I read somewhere that people were having some trouble with Fido (think it was with message waiting indicator). Don't know about call waiting... but check this in settings->phone. Perhaps turning it off, then on will reset the system. Call waiting seems to work fine with Rogers, and also 3-way conferencing.


----------



## Maverick (Sep 18, 2007)

I've got an iPhone on Fido and the call waiting feature is working fine. Actually everything is fine except that the message indicator. I'd reset your phone (power it off and on again) and if it doesn't pick up the settings, call Fido and they can probably initialize those features on your account.


----------



## Maverick (Sep 18, 2007)

Actually, I just realized I have the GSM codes here so you could just dial the following into your iphone and then press "call":

*#43#

That will give you the current status of your call waiting.

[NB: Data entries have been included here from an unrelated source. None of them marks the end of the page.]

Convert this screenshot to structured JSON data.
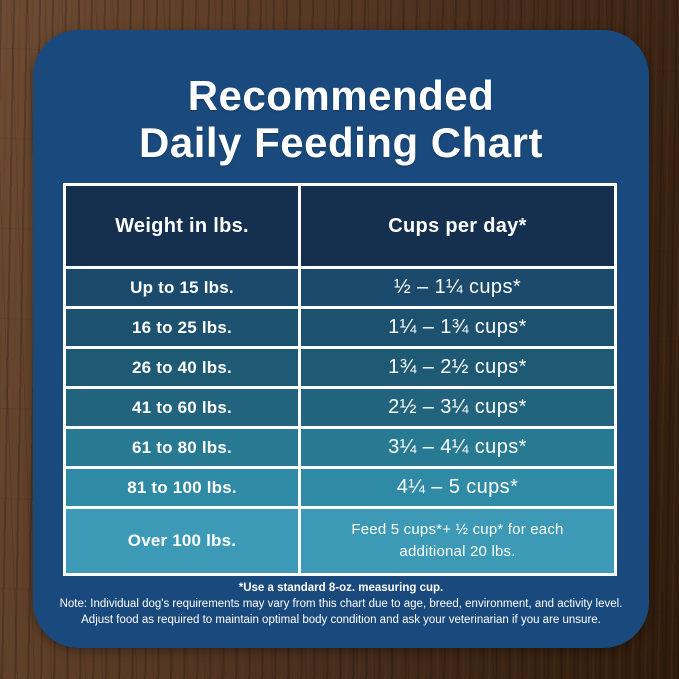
{
  "title": {
    "line1": "Recommended",
    "line2": "Daily Feeding Chart"
  },
  "table": {
    "headers": {
      "weight": "Weight in lbs.",
      "cups": "Cups per day*"
    },
    "rows": [
      {
        "weight": "Up to 15 lbs.",
        "cups": "½ – 1¼ cups*",
        "color": "#1b4a6c"
      },
      {
        "weight": "16 to 25 lbs.",
        "cups": "1¼ – 1¾ cups*",
        "color": "#1d5170"
      },
      {
        "weight": "26 to 40 lbs.",
        "cups": "1¾ – 2½ cups*",
        "color": "#1f5a74"
      },
      {
        "weight": "41 to 60 lbs.",
        "cups": "2½ – 3¼ cups*",
        "color": "#22647d"
      },
      {
        "weight": "61 to 80 lbs.",
        "cups": "3¼ – 4¼ cups*",
        "color": "#287a92"
      },
      {
        "weight": "81 to 100 lbs.",
        "cups": "4¼ – 5 cups*",
        "color": "#2f8aa5"
      },
      {
        "weight": "Over 100 lbs.",
        "cups": "Feed 5 cups*+ ½ cup* for each additional 20 lbs.",
        "color": "#3c9ab6"
      }
    ]
  },
  "footnotes": {
    "line1": "*Use a standard 8-oz. measuring cup.",
    "line2": "Note: Individual dog's requirements may vary from this chart due to age, breed, environment, and activity level.",
    "line3": "Adjust food as required to maintain optimal body condition and ask your veterinarian if you are unsure."
  },
  "colors": {
    "card_background": "#1a4a7d",
    "header_row": "#14304e",
    "cell_border": "#ffffff",
    "text": "#ffffff"
  },
  "chart_data": {
    "type": "table",
    "title": "Recommended Daily Feeding Chart",
    "columns": [
      "Weight in lbs.",
      "Cups per day*"
    ],
    "rows": [
      [
        "Up to 15 lbs.",
        "½ – 1¼ cups*"
      ],
      [
        "16 to 25 lbs.",
        "1¼ – 1¾ cups*"
      ],
      [
        "26 to 40 lbs.",
        "1¾ – 2½ cups*"
      ],
      [
        "41 to 60 lbs.",
        "2½ – 3¼ cups*"
      ],
      [
        "61 to 80 lbs.",
        "3¼ – 4¼ cups*"
      ],
      [
        "81 to 100 lbs.",
        "4¼ – 5 cups*"
      ],
      [
        "Over 100 lbs.",
        "Feed 5 cups*+ ½ cup* for each additional 20 lbs."
      ]
    ],
    "notes": [
      "*Use a standard 8-oz. measuring cup.",
      "Note: Individual dog's requirements may vary from this chart due to age, breed, environment, and activity level.",
      "Adjust food as required to maintain optimal body condition and ask your veterinarian if you are unsure."
    ]
  }
}
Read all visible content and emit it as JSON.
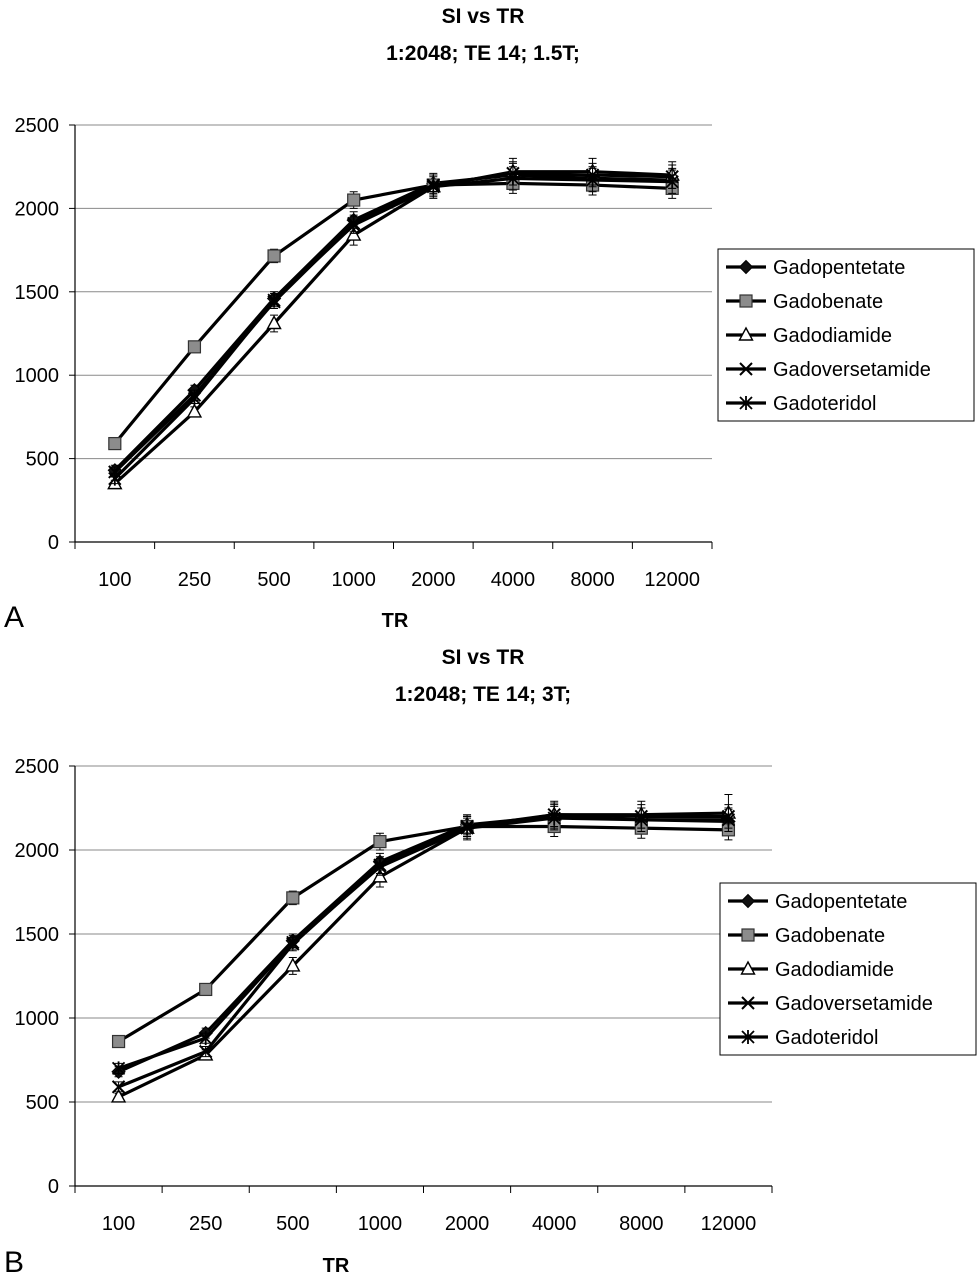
{
  "figure": {
    "panels": [
      {
        "letter": "A",
        "title_line1": "SI vs TR",
        "title_line2": "1:2048; TE 14; 1.5T;",
        "xlabel": "TR"
      },
      {
        "letter": "B",
        "title_line1": "SI vs TR",
        "title_line2": "1:2048; TE 14; 3T;",
        "xlabel": "TR"
      }
    ]
  },
  "chart_data": [
    {
      "type": "line",
      "title": "SI vs TR\n1:2048; TE 14; 1.5T;",
      "xlabel": "TR",
      "ylabel": "",
      "categories": [
        "100",
        "250",
        "500",
        "1000",
        "2000",
        "4000",
        "8000",
        "12000"
      ],
      "ylim": [
        0,
        2500
      ],
      "yticks": [
        "0",
        "500",
        "1000",
        "1500",
        "2000",
        "2500"
      ],
      "grid": true,
      "legend_position": "right",
      "series": [
        {
          "name": "Gadopentetate",
          "marker": "diamond",
          "values": [
            430,
            910,
            1460,
            1930,
            2150,
            2200,
            2180,
            2170
          ],
          "errors": [
            30,
            30,
            40,
            50,
            60,
            70,
            70,
            70
          ]
        },
        {
          "name": "Gadobenate",
          "marker": "square",
          "values": [
            590,
            1170,
            1715,
            2050,
            2140,
            2150,
            2140,
            2120
          ],
          "errors": [
            20,
            20,
            40,
            50,
            60,
            60,
            60,
            60
          ]
        },
        {
          "name": "Gadodiamide",
          "marker": "triangle",
          "values": [
            350,
            780,
            1310,
            1840,
            2130,
            2220,
            2220,
            2200
          ],
          "errors": [
            20,
            30,
            50,
            60,
            70,
            80,
            80,
            80
          ]
        },
        {
          "name": "Gadoversetamide",
          "marker": "x",
          "values": [
            420,
            880,
            1440,
            1910,
            2140,
            2210,
            2200,
            2190
          ],
          "errors": [
            30,
            30,
            40,
            50,
            60,
            70,
            70,
            70
          ]
        },
        {
          "name": "Gadoteridol",
          "marker": "asterisk",
          "values": [
            380,
            860,
            1450,
            1900,
            2130,
            2180,
            2170,
            2160
          ],
          "errors": [
            30,
            30,
            40,
            50,
            60,
            70,
            70,
            70
          ]
        }
      ]
    },
    {
      "type": "line",
      "title": "SI vs TR\n1:2048; TE 14; 3T;",
      "xlabel": "TR",
      "ylabel": "",
      "categories": [
        "100",
        "250",
        "500",
        "1000",
        "2000",
        "4000",
        "8000",
        "12000"
      ],
      "ylim": [
        0,
        2500
      ],
      "yticks": [
        "0",
        "500",
        "1000",
        "1500",
        "2000",
        "2500"
      ],
      "grid": true,
      "legend_position": "right",
      "series": [
        {
          "name": "Gadopentetate",
          "marker": "diamond",
          "values": [
            680,
            910,
            1460,
            1930,
            2150,
            2200,
            2180,
            2170
          ],
          "errors": [
            30,
            30,
            40,
            50,
            60,
            70,
            70,
            70
          ]
        },
        {
          "name": "Gadobenate",
          "marker": "square",
          "values": [
            860,
            1170,
            1715,
            2050,
            2140,
            2140,
            2130,
            2120
          ],
          "errors": [
            20,
            20,
            40,
            50,
            60,
            60,
            60,
            60
          ]
        },
        {
          "name": "Gadodiamide",
          "marker": "triangle",
          "values": [
            530,
            780,
            1310,
            1840,
            2130,
            2210,
            2210,
            2220
          ],
          "errors": [
            20,
            30,
            50,
            60,
            70,
            80,
            80,
            110
          ]
        },
        {
          "name": "Gadoversetamide",
          "marker": "x",
          "values": [
            590,
            800,
            1440,
            1910,
            2140,
            2210,
            2200,
            2200
          ],
          "errors": [
            30,
            30,
            40,
            50,
            60,
            70,
            70,
            70
          ]
        },
        {
          "name": "Gadoteridol",
          "marker": "asterisk",
          "values": [
            700,
            880,
            1450,
            1900,
            2130,
            2190,
            2180,
            2180
          ],
          "errors": [
            30,
            30,
            40,
            50,
            60,
            70,
            70,
            70
          ]
        }
      ]
    }
  ]
}
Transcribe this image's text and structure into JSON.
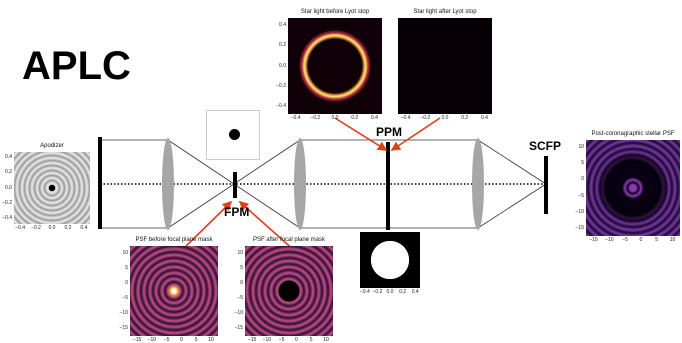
{
  "title": "APLC",
  "labels": {
    "fpm": "FPM",
    "ppm": "PPM",
    "scfp": "SCFP"
  },
  "panels": [
    {
      "title": "Apodizer",
      "xticks": [
        "−0.4",
        "−0.2",
        "0.0",
        "0.2",
        "0.4"
      ],
      "yticks": [
        "0.4",
        "0.2",
        "0.0",
        "−0.2",
        "−0.4"
      ]
    },
    {
      "title": "Star light before Lyot stop",
      "xticks": [
        "−0.4",
        "−0.2",
        "0.0",
        "0.2",
        "0.4"
      ],
      "yticks": [
        "0.4",
        "0.2",
        "0.0",
        "−0.2",
        "−0.4"
      ]
    },
    {
      "title": "Star light after Lyot stop",
      "xticks": [
        "−0.4",
        "−0.2",
        "0.0",
        "0.2",
        "0.4"
      ],
      "yticks": []
    },
    {
      "title": "PSF before focal plane mask",
      "xticks": [
        "−15",
        "−10",
        "−5",
        "0",
        "5",
        "10"
      ],
      "yticks": [
        "10",
        "5",
        "0",
        "−5",
        "−10",
        "−15"
      ]
    },
    {
      "title": "PSF after focal plane mask",
      "xticks": [
        "−15",
        "−10",
        "−5",
        "0",
        "5",
        "10"
      ],
      "yticks": [
        "10",
        "5",
        "0",
        "−5",
        "−10",
        "−15"
      ]
    },
    {
      "title": "Post-coronagraphic stellar PSF",
      "xticks": [
        "−15",
        "−10",
        "−5",
        "0",
        "5",
        "10"
      ],
      "yticks": [
        "10",
        "5",
        "0",
        "−5",
        "−10",
        "−15"
      ]
    },
    {
      "title": "",
      "xticks": [
        "−0.4",
        "−0.2",
        "0.0",
        "0.2",
        "0.4"
      ],
      "yticks": []
    }
  ]
}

If it says it isn't activated, or if you just want to force it on, just to be sure, enter:

*43#

Hope that helps!


----------



## _wb_ (Oct 5, 2007)

I've tried that but when I go to Settings->Phone->Call Waiting
I cannot save settings to keep call waiting on.

When I dial *#43# I get message saying: Voice Call Waiting Disabled.
*43# gives me error too.

Have you tried these codes on the iphone?
Does your call waiting setting says ON?



Maverick said:


> Actually, I just realized I have the GSM codes here so you could just dial the following into your iphone and then press "call":
> 
> *#43#
> 
> ...


----------



## Maverick (Sep 18, 2007)

When I put the status code in on my Fido/iPhone, the very first line says:

"Setting Interrogation Succeeded
Voice Call Waiting
Enabled"

All the rest of the items are reporting as disabled.

It sounds to me rather like you don't have call waiting enabled on your account for some reason. I'd call Fido's service number and see if they can help you out.


----------



## _wb_ (Oct 5, 2007)

I called them, and it was disabled. They told me they enabled it, but it still not working though. Maybe it takes a few hours...not sure...




Maverick said:


> When I put the status code in on my Fido/iPhone, the very first line says:
> 
> "Setting Interrogation Succeeded
> Voice Call Waiting
> ...


----------